Consider the counterfactual. What would have prevented this error? If the answer is "a better process" rather than "a better person," it's a process problem.

Separate knowledge from choice. Did the person know the right approach? If not, that's a knowledge/training gap. If so, did they choose not to follow it? If so, why? The answers point to solutions.

When It Actually Is a People Problem

Sometimes it is genuinely a people problem. Someone has the knowledge, the tools, the time, and the support, and still doesn't perform.

The genuine people problems are about fit, not blame. Some people aren't suited to certain roles. Some people aren't meeting the bar despite having everything they need. Some people undermine the culture despite being individually capable.

These situations require people solutions: coaching, role changes, or separation.

But be honest about how rare this is. Most of what looks like people problems are process problems wearing a disguise.

Building Systems That Prevent Errors

The right response to process problems is building better systems.

Make the right thing easy.
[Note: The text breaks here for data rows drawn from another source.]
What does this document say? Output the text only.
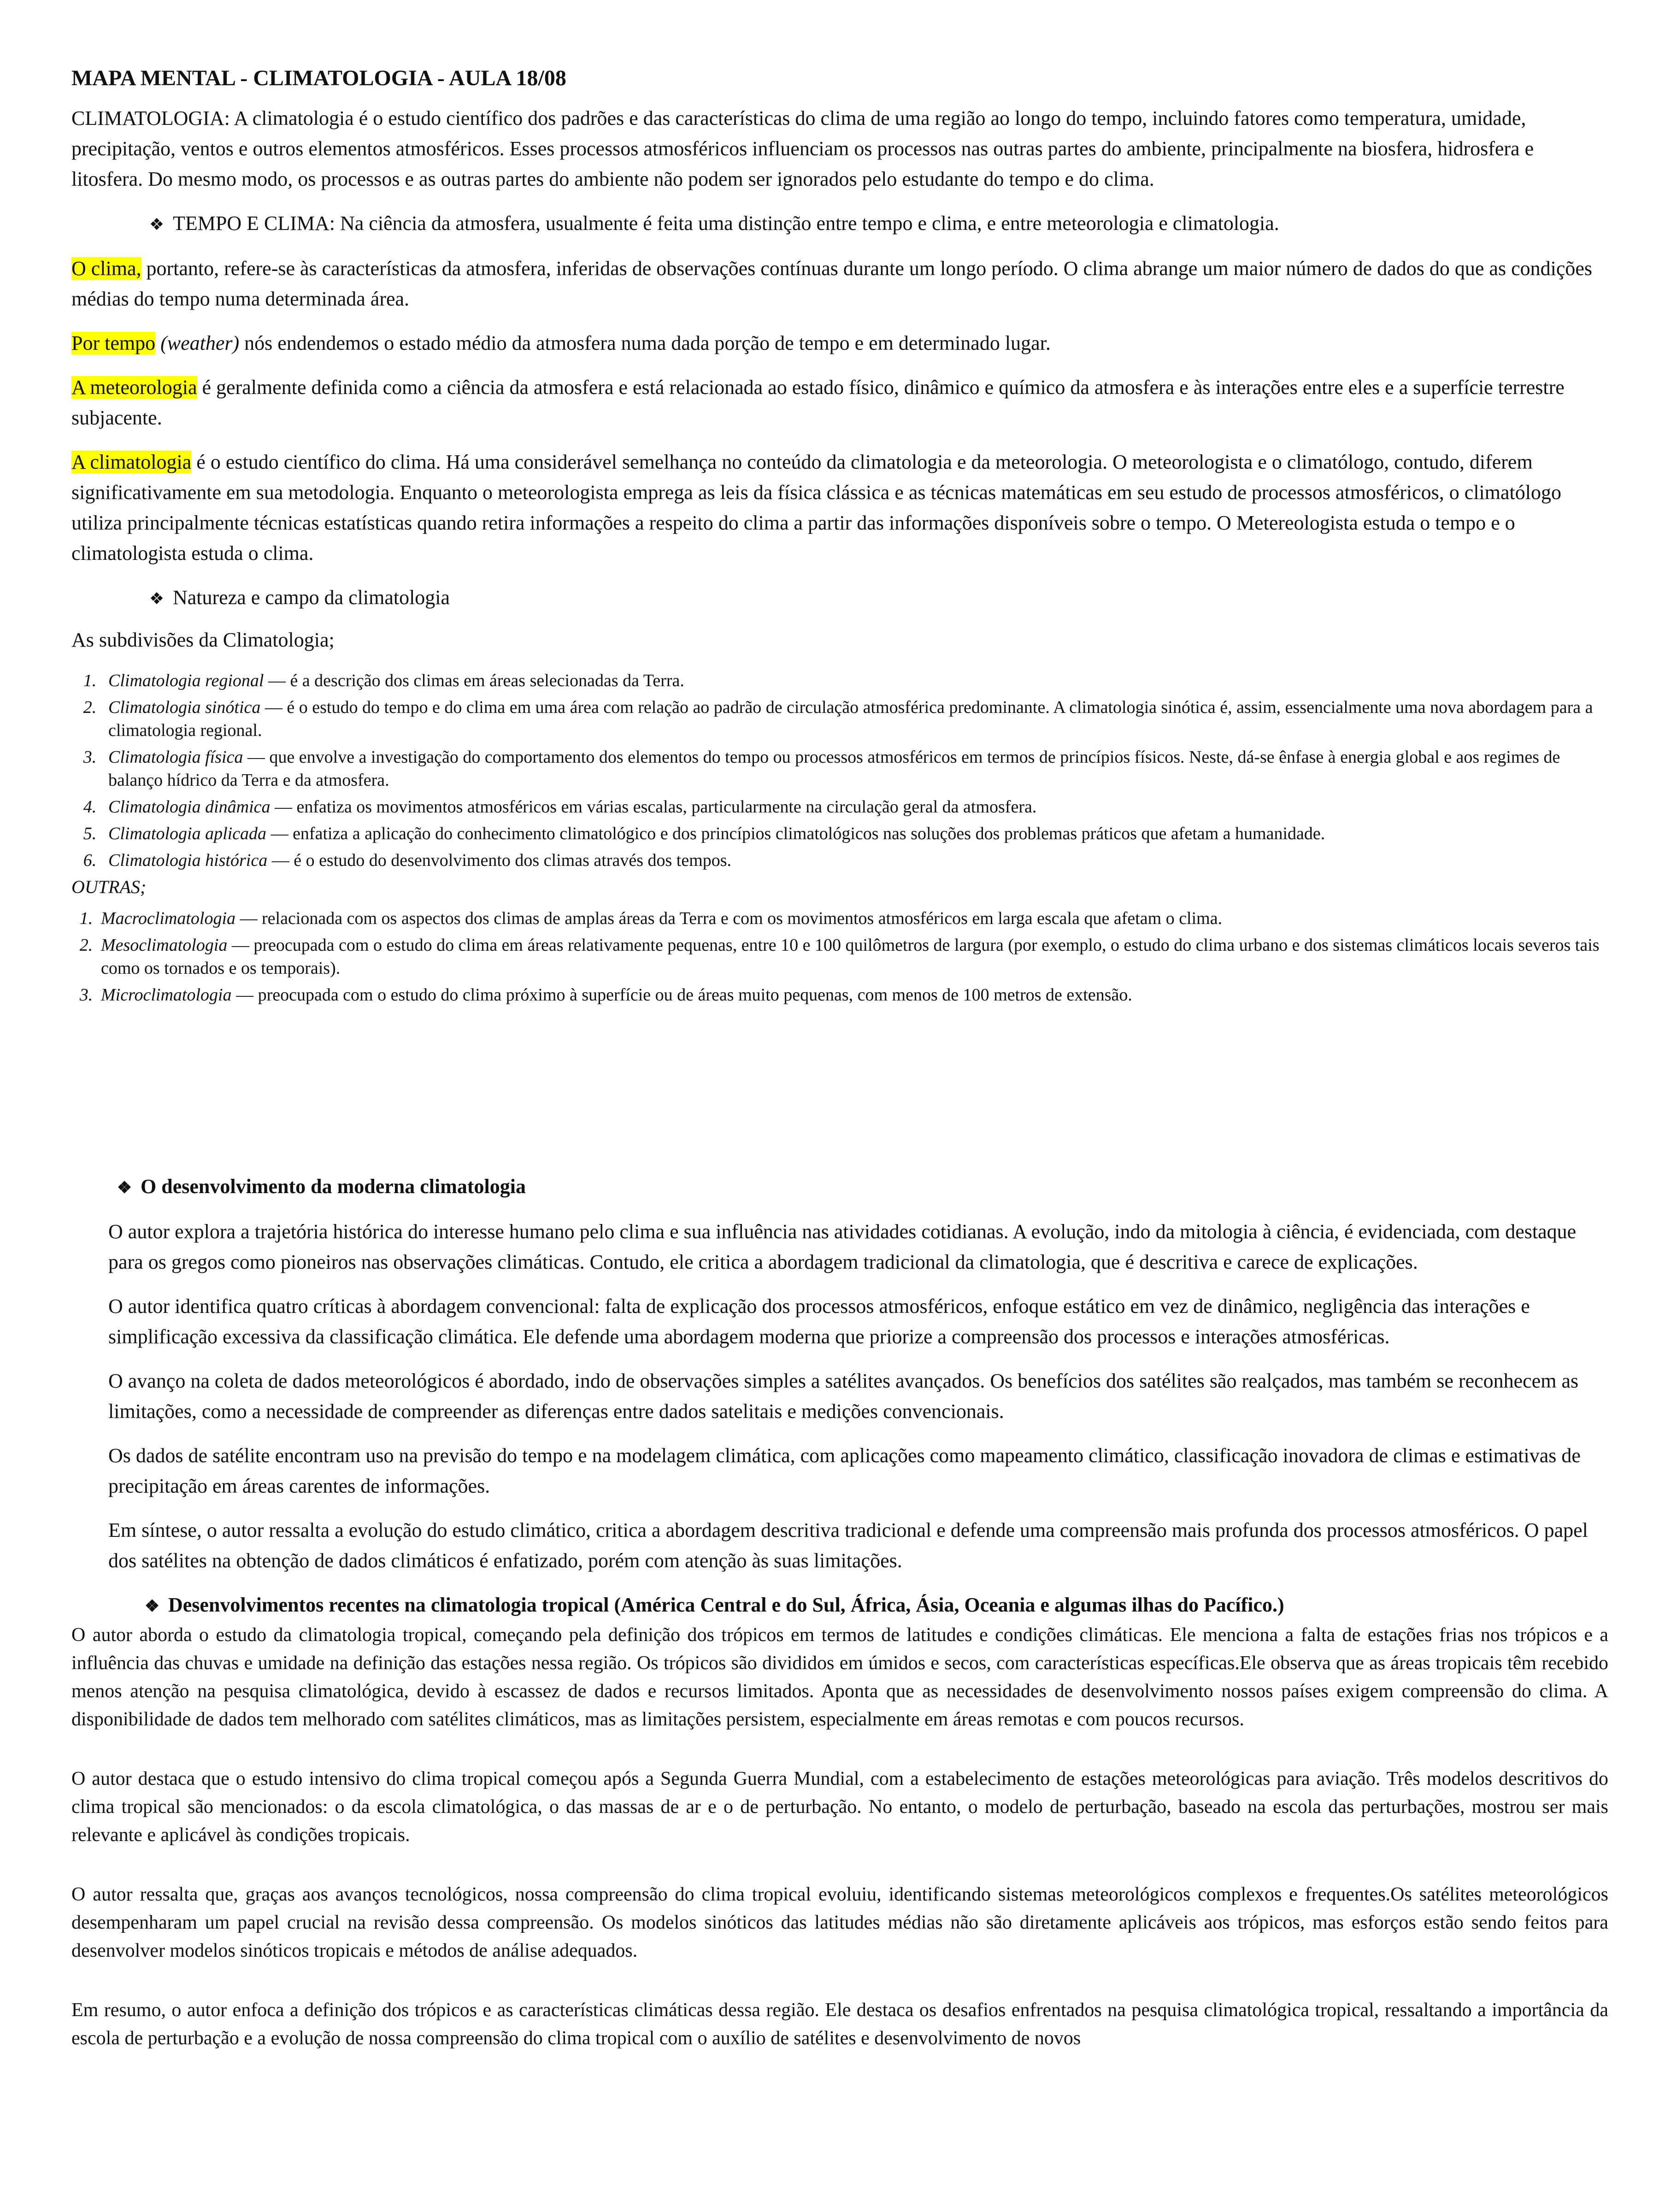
MAPA MENTAL - CLIMATOLOGIA - AULA 18/08

CLIMATOLOGIA: A climatologia é o estudo científico dos padrões e das características do clima de uma região ao longo do tempo, incluindo fatores como temperatura, umidade, precipitação, ventos e outros elementos atmosféricos. Esses processos atmosféricos influenciam os processos nas outras partes do ambiente, principalmente na biosfera, hidrosfera e litosfera. Do mesmo modo, os processos e as outras partes do ambiente não podem ser ignorados pelo estudante do tempo e do clima.

❖ TEMPO E CLIMA: Na ciência da atmosfera, usualmente é feita uma distinção entre tempo e clima, e entre meteorologia e climatologia.

O clima, portanto, refere-se às características da atmosfera, inferidas de observações contínuas durante um longo período. O clima abrange um maior número de dados do que as condições médias do tempo numa determinada área.

Por tempo (weather) nós endendemos o estado médio da atmosfera numa dada porção de tempo e em determinado lugar.

A meteorologia é geralmente definida como a ciência da atmosfera e está relacionada ao estado físico, dinâmico e químico da atmosfera e às interações entre eles e a superfície terrestre subjacente.

A climatologia é o estudo científico do clima. Há uma considerável semelhança no conteúdo da climatologia e da meteorologia. O meteorologista e o climatólogo, contudo, diferem significativamente em sua metodologia. Enquanto o meteorologista emprega as leis da física clássica e as técnicas matemáticas em seu estudo de processos atmosféricos, o climatólogo utiliza principalmente técnicas estatísticas quando retira informações a respeito do clima a partir das informações disponíveis sobre o tempo. O Metereologista estuda o tempo e o climatologista estuda o clima.

❖ Natureza e campo da climatologia

As subdivisões da Climatologia;

1. Climatologia regional — é a descrição dos climas em áreas selecionadas da Terra.
2. Climatologia sinótica — é o estudo do tempo e do clima em uma área com relação ao padrão de circulação atmosférica predominante. A climatologia sinótica é, assim, essencialmente uma nova abordagem para a climatologia regional.
3. Climatologia física — que envolve a investigação do comportamento dos elementos do tempo ou processos atmosféricos em termos de princípios físicos. Neste, dá-se ênfase à energia global e aos regimes de balanço hídrico da Terra e da atmosfera.
4. Climatologia dinâmica — enfatiza os movimentos atmosféricos em várias escalas, particularmente na circulação geral da atmosfera.
5. Climatologia aplicada — enfatiza a aplicação do conhecimento climatológico e dos princípios climatológicos nas soluções dos problemas práticos que afetam a humanidade.
6. Climatologia histórica — é o estudo do desenvolvimento dos climas através dos tempos.

OUTRAS;

1. Macroclimatologia — relacionada com os aspectos dos climas de amplas áreas da Terra e com os movimentos atmosféricos em larga escala que afetam o clima.
2. Mesoclimatologia — preocupada com o estudo do clima em áreas relativamente pequenas, entre 10 e 100 quilômetros de largura (por exemplo, o estudo do clima urbano e dos sistemas climáticos locais severos tais como os tornados e os temporais).
3. Microclimatologia — preocupada com o estudo do clima próximo à superfície ou de áreas muito pequenas, com menos de 100 metros de extensão.
❖ O desenvolvimento da moderna climatologia

O autor explora a trajetória histórica do interesse humano pelo clima e sua influência nas atividades cotidianas. A evolução, indo da mitologia à ciência, é evidenciada, com destaque para os gregos como pioneiros nas observações climáticas. Contudo, ele critica a abordagem tradicional da climatologia, que é descritiva e carece de explicações.

O autor identifica quatro críticas à abordagem convencional: falta de explicação dos processos atmosféricos, enfoque estático em vez de dinâmico, negligência das interações e simplificação excessiva da classificação climática. Ele defende uma abordagem moderna que priorize a compreensão dos processos e interações atmosféricas.

O avanço na coleta de dados meteorológicos é abordado, indo de observações simples a satélites avançados. Os benefícios dos satélites são realçados, mas também se reconhecem as limitações, como a necessidade de compreender as diferenças entre dados satelitais e medições convencionais.

Os dados de satélite encontram uso na previsão do tempo e na modelagem climática, com aplicações como mapeamento climático, classificação inovadora de climas e estimativas de precipitação em áreas carentes de informações.

Em síntese, o autor ressalta a evolução do estudo climático, critica a abordagem descritiva tradicional e defende uma compreensão mais profunda dos processos atmosféricos. O papel dos satélites na obtenção de dados climáticos é enfatizado, porém com atenção às suas limitações.

❖ Desenvolvimentos recentes na climatologia tropical (América Central e do Sul, África, Ásia, Oceania e algumas ilhas do Pacífico.)

O autor aborda o estudo da climatologia tropical, começando pela definição dos trópicos em termos de latitudes e condições climáticas. Ele menciona a falta de estações frias nos trópicos e a influência das chuvas e umidade na definição das estações nessa região. Os trópicos são divididos em úmidos e secos, com características específicas.Ele observa que as áreas tropicais têm recebido menos atenção na pesquisa climatológica, devido à escassez de dados e recursos limitados. Aponta que as necessidades de desenvolvimento nossos países exigem compreensão do clima. A disponibilidade de dados tem melhorado com satélites climáticos, mas as limitações persistem, especialmente em áreas remotas e com poucos recursos.

O autor destaca que o estudo intensivo do clima tropical começou após a Segunda Guerra Mundial, com a estabelecimento de estações meteorológicas para aviação. Três modelos descritivos do clima tropical são mencionados: o da escola climatológica, o das massas de ar e o de perturbação. No entanto, o modelo de perturbação, baseado na escola das perturbações, mostrou ser mais relevante e aplicável às condições tropicais.

O autor ressalta que, graças aos avanços tecnológicos, nossa compreensão do clima tropical evoluiu, identificando sistemas meteorológicos complexos e frequentes.Os satélites meteorológicos desempenharam um papel crucial na revisão dessa compreensão. Os modelos sinóticos das latitudes médias não são diretamente aplicáveis aos trópicos, mas esforços estão sendo feitos para desenvolver modelos sinóticos tropicais e métodos de análise adequados.

Em resumo, o autor enfoca a definição dos trópicos e as características climáticas dessa região. Ele destaca os desafios enfrentados na pesquisa climatológica tropical, ressaltando a importância da escola de perturbação e a evolução de nossa compreensão do clima tropical com o auxílio de satélites e desenvolvimento de novos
If following the process is harder than not following it, people won't follow it. Remove friction from correct behavior.

Make errors visible early. Catching errors at the end is expensive. Build checkpoints that surface problems before they compound.

Provide knowledge at the point of need. Instead of hoping people remember training, surface relevant guidance when situations arise. This is what spaced repetition does systematically.

Build feedback loops. When errors happen, information flows back to prevent recurrence. Without feedback, the same errors repeat indefinitely.

Measure what matters. Track error rates, knowledge levels, and process adherence. You can't improve what you can't see. Knowing if training worked is part of this visibility.

The Ops Leader's Responsibility

Great ops leaders build systems, not heroes. Part of building systems is correctly diagnosing failures.

When you attribute process failures to people, you feel like you're holding people accountable. But you're actually avoiding accountability for the systems you own.

The harder, more important work is asking: what about my systems made this failure possible? And what am I going to change so it doesn't happen again?

That's how good firms become great firms. Not by finding better people, but by building systems that help ordinary people do extraordinary work.